Studio sulla redistribuzione della ricchezza: il lavoro penalizzato rispetto al capitale
di Giuliano Bicchieraro*
Un recente studio condotto da un team di docenti dell’Università La Sapienza di Roma, coordinato dal professor Riccardo Gallo, ha evidenziato un fenomeno preoccupante di redistribuzione della ricchezza dal lavoro al capitale. L’analisi, che prende in esame il periodo 2019-2023, mette in luce come le aziende abbiano registrato un incremento significativo del volume d’affari (+34 percento) e del valore aggiunto prodotto (+33 percento), ma la ripartizione dei profitti racconta una storia di disuguaglianza crescente.
Secondo lo studio, l’80 percento dei profitti generati in questi anni è stato distribuito tra i soci sotto forma di dividendi, mentre solo il restante 20 percento è stato reinvestito per migliorare le condizioni aziendali o per investimenti finanziari. Questo modello di redistribuzione penalizza i lavoratori, i principali artefici della creazione di valore aggiunto, e contribuisce a consolidare un sistema economico sempre più sbilanciato a favore del capitale.
L’importanza della partecipazione attiva dei lavoratori
La Filca-Cisl, sottolinea la necessità di invertire questa tendenza, definendola iniqua e non più sostenibile. Pur riconoscendo il diritto legittimo di chi investe a ottenere un ritorno economico, i rappresentanti sindacali insistono sull’urgenza di garantire una redistribuzione più equa della ricchezza prodotta.
Uno degli strumenti indicati per affrontare il problema è il potenziamento della contrattazione di secondo livello.
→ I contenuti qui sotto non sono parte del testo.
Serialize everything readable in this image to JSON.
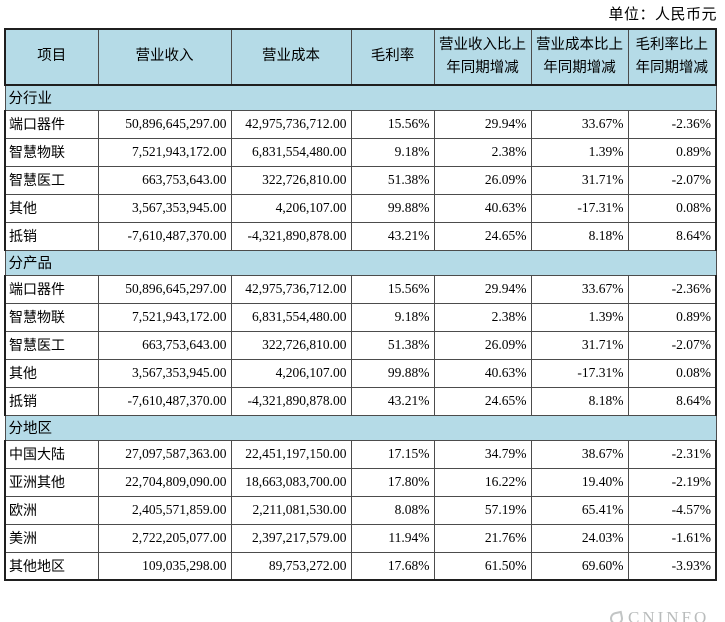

Mentre il contratto nazionale permette ai lavoratori di recuperare il potere d’acquisto perso durante la vigenza del contratto, esso non garantisce una redistribuzione diretta della ricchezza aggiuntiva prodotta dalle aziende.
Le proposte per un’economia più equa
L’obiettivo della Filca-Cisl è quello di promuovere un modello di partecipazione aziendale che consenta ai lavoratori di condividere i benefici economici derivanti dall’aumento della produttività e del valore aggiunto. Attraverso la contrattazione di secondo livello, i lavoratori potrebbero accedere a premi di risultato o ad altre forme di redistribuzione legate direttamente ai profitti aziendali, contribuendo così a ridurre il divario tra capitale e lavoro.
É giunto il momento che i lavoratori possano essere coinvolti nell’organizzazione del lavoro per garantire affidabili parametri di riferimento rispetto alla produttività e alla redditività delle imprese.
Visto che le aziende investono in ammodernamento e organizzazione del lavoro meno del 20% del profitto, e che i lavoratori italiani sono tra quelli a livello di Unione Europea che lavorano più ore settimanali, emerge chiaramente di chi è la responsabilità dell’attuale mancato aumento della produttività delle imprese.
In un contesto in cui la concentrazione della ricchezza continua ad aumentare, è fondamentale promuovere un dialogo sociale che riconosca il ruolo centrale dei lavoratori nella creazione di valore. Solo attraverso un equilibrio più equo tra capitale e lavoro sarà possibile costruire un sistema economico più equo.